MODEL_TYPE = 'WIDE_AND_DEEP'
#MODEL_TYPE = 'DEEP'
model_dir = create_model_dir(model_type=MODEL_TYPE)
m,model_dir = get_model(model_type='WIDE_AND_DEEP',model_dir=model_dir)

# gsutil cp gs://cloudml-public/census/data/adult.data.csv C:\Users\vikas\PycharmProjects\TensorflowUScensusData

# gsutil cp gs://cloudml-public/census/data/adult.test.csv C:\Users\vikas\PycharmProjects\TensorflowUScensusData

train_file = "adult.data.csv"

train_steps = 1000
m.fit(input_fn=generate_input_fn(train_file, BATCH_SIZE),
      steps=train_steps)
print('fit done')

test_file = "adult.test.csv"
results = m.evaluate(input_fn=generate_input_fn(test_file),steps=100)
print("evaluate done")
print(results)
print('Accuracy: %s' %results['accuracy'])
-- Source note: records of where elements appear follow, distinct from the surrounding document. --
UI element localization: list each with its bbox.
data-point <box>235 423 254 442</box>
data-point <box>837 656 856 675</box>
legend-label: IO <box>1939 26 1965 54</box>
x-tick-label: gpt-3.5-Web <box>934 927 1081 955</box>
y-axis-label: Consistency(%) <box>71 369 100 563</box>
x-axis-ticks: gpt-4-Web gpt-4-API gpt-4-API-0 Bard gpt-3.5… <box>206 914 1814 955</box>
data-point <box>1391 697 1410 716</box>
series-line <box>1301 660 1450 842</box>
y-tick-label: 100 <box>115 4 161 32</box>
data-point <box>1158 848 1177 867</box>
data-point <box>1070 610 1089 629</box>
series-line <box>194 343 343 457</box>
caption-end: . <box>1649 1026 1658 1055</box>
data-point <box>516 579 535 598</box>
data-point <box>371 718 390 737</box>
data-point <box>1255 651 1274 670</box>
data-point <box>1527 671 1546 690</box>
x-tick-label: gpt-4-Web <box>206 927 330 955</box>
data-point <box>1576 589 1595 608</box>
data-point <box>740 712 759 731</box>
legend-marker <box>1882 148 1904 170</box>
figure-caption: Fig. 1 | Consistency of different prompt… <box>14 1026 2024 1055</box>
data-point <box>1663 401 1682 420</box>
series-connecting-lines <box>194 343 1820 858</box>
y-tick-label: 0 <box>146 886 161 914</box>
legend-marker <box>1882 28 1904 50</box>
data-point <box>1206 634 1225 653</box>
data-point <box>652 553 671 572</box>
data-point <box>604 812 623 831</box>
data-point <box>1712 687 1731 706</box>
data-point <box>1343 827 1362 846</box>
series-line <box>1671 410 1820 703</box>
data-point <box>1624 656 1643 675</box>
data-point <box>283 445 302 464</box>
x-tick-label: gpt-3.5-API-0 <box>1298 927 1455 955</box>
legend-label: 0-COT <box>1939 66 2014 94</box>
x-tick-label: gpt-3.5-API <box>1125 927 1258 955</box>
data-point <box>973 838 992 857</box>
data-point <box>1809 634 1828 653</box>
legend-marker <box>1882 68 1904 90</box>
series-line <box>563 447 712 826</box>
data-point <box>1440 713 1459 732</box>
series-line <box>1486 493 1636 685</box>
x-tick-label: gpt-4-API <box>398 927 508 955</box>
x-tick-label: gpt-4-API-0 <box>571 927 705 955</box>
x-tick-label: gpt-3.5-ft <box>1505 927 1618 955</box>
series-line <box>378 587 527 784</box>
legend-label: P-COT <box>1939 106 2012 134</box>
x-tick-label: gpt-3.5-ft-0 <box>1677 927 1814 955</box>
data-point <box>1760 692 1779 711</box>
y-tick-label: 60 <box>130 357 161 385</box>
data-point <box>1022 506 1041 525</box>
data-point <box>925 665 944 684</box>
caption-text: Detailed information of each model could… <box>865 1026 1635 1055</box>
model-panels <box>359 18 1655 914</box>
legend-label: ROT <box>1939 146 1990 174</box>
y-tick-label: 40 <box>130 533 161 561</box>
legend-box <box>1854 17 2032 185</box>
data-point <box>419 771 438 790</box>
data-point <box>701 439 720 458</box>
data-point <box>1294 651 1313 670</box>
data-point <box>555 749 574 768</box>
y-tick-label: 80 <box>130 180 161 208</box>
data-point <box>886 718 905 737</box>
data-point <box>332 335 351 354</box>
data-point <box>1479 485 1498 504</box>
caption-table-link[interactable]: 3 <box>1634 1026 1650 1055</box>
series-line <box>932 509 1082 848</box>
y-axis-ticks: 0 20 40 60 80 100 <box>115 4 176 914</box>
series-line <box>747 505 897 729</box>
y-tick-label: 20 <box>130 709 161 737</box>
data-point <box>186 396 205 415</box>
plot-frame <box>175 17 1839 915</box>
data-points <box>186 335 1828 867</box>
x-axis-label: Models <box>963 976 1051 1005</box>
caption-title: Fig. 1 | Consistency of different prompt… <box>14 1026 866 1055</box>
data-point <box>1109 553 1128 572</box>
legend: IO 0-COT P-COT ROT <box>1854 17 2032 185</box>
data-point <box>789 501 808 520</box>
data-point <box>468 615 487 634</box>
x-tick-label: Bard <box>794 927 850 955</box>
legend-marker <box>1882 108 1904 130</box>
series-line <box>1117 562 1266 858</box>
from tensorflow.contrib.learn.python.learn.utils import input_fn_utils

def column_to_dtype(column):
    if column in CATEGORICAL_COLUMNS:
        return tf.string
    else:
        return tf.float32

def serving_input_fn():
    feature_placeholders = {
        column: tf.placeholder(column_to_dtype(column),[None])
        for column in FEATURE_COLUMNS
    }
    # DNNCombinedLinearClassification expects rank 2 Tensors, but input should be
    # rank 1, so that we can provide scalars to server
    features = {
        key:tf.expand_dims(tensor,-1)
        for key, tensor in feature_placeholders.items()
    }
    return input_fn_utils.InputFnOps(
        features, #input into graph
        None,
        feature_placeholders #tensor input converted from request
    )

export_folder = m.export_savedmodel(
    export_dir_base=model_dir + "/export/",
    input_fn=serving_input_fn
)

print('model exported successfully to {}'.format(export_folder))
vkgpt11 commented 7 years ago

gcloud ml-engine predict --model Deep_Wide --version v10 --json-instances data/test.json

{"age": 25, "workclass": " Private", "education": " 11th", "education_num": 7, "marital_status": " Never-married", "occupation": " Machine-op-inspct", "relationship": " Own-child", "race": " Black", "gender": " Male", "capital_gain": 12, "capital_loss": 3, "hours_per_week": 40, "native_country": " United-States"}

listentojohan commented 7 years ago

Have you been able to get this to work? If so, what steps?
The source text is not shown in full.